Entretien avec Hamouda Ben Halima

Malgré l’ingratitude, malgré l’oubli, Hamouda Ben Hlima garde une passion intacte pour le cinéma. C’est revigorant pour nous qui aimons cet art. La discussion avec lui nous a plongés dans l’histoire si proche, mais qui apparait si lointaine, du cinéma tunisien. Il est l’un des pionniers et surtout l’un des rares qui a une pensée cinématographique très manifeste. Nous l’avons constaté de visu lors de l’hommage que l’ARTF lui a rendu le 18 février 2012 en projetant les rares films qu’il a pu réaliser.

Hamouda Ben Halima nous a raconté le choc émotionnel et les sensations que lui a procurée, alors qu’il était encore enfant, sa participation à des petites pièces de théâtre scolaire. «C’était, nous dit-il, un autre univers pour moi, fait de déguisements et de travestissement.
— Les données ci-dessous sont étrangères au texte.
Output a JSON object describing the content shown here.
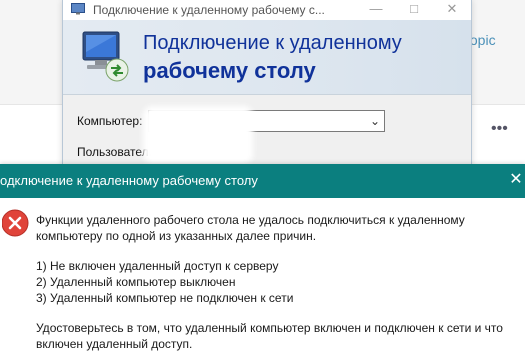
{
  "background_page": {
    "new_topic_text": "w topic",
    "more_icon": "more-horizontal-icon"
  },
  "rdp_window": {
    "title": "Подключение к удаленному рабочему с...",
    "banner_line1": "Подключение к удаленному",
    "banner_line2": "рабочему столу",
    "computer_label": "Компьютер:",
    "computer_value": "",
    "user_label": "Пользователь:",
    "icon": "remote-desktop-icon",
    "controls": [
      "minimize",
      "maximize",
      "close"
    ]
  },
  "error_dialog": {
    "title": "одключение к удаленному рабочему столу",
    "close_glyph": "✕",
    "icon": "error-icon",
    "message_line1": "Функции удаленного рабочего стола не удалось подключиться к удаленному",
    "message_line2": "компьютеру по одной из указанных далее причин.",
    "reasons": [
      "1) Не включен удаленный доступ к серверу",
      "2) Удаленный компьютер выключен",
      "3) Удаленный компьютер не подключен к сети"
    ],
    "advice_line1": "Удостоверьтесь в том, что удаленный компьютер включен и подключен к сети и что",
    "advice_line2": "включен удаленный доступ."
  },
  "colors": {
    "dialog_titlebar": "#0b7f7f",
    "banner_text": "#10329a",
    "error_red": "#e0443a"
  }
}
Jouer la comédie me permettait de surmonter ma timidité naturelle. Je pense que ma vocation par la suite vient de ce choc émotionnel premier».

Ce goût pour le spectacle, H. Ben Hlima va le développer encore plus lorsqu’il va intégrer le collège Sadiki dans les années 50. « Nous avions un professeur, Mr Bouvé, sympathisant de la cause tunisienne et surtout un mordu de théâtre. Il animait un atelier au collège et il nous trainait avec lui au théâtre municipal à chaque fois qu’il y avait une pièce intéressante. Fréquenter le monde du spectacle était très stimulant pour un jeune étudiant comme moi. Il faut rajouter qu’à cette époque j’ai intégré la Fédération des Ciné clubs qui était très dynamique et très formatrice».

Son bac en poche, H. Ben Hlima décroche une bourse pour aller suivre une formation à l’HIDEC et fera ainsi partie de la première génération de tunisiens diplômés de cinéma.
De retour au pays, en 1961, avec un diplôme de montage, il intègre tout naturellement la toute jeune SATPEC (Société anonyme tunisienne de production et d’expansion cinématographique. 1957 à 1981).

Mais il va très vite être désenchanté par la gestion bureaucratique de cette entreprise, et ne tardera pas à se rebeller avec d’autres jeunes cinéastes en démissionnant avec fracas ; ce qui ne manquera pas de leur causer des ennuis avec l’administration (confiscation de passeport, interdit de quitter le territoire…).

Entre-temps, Taher Chériaa monte le service cinéma au sein du secrétariat d’État à la Culture.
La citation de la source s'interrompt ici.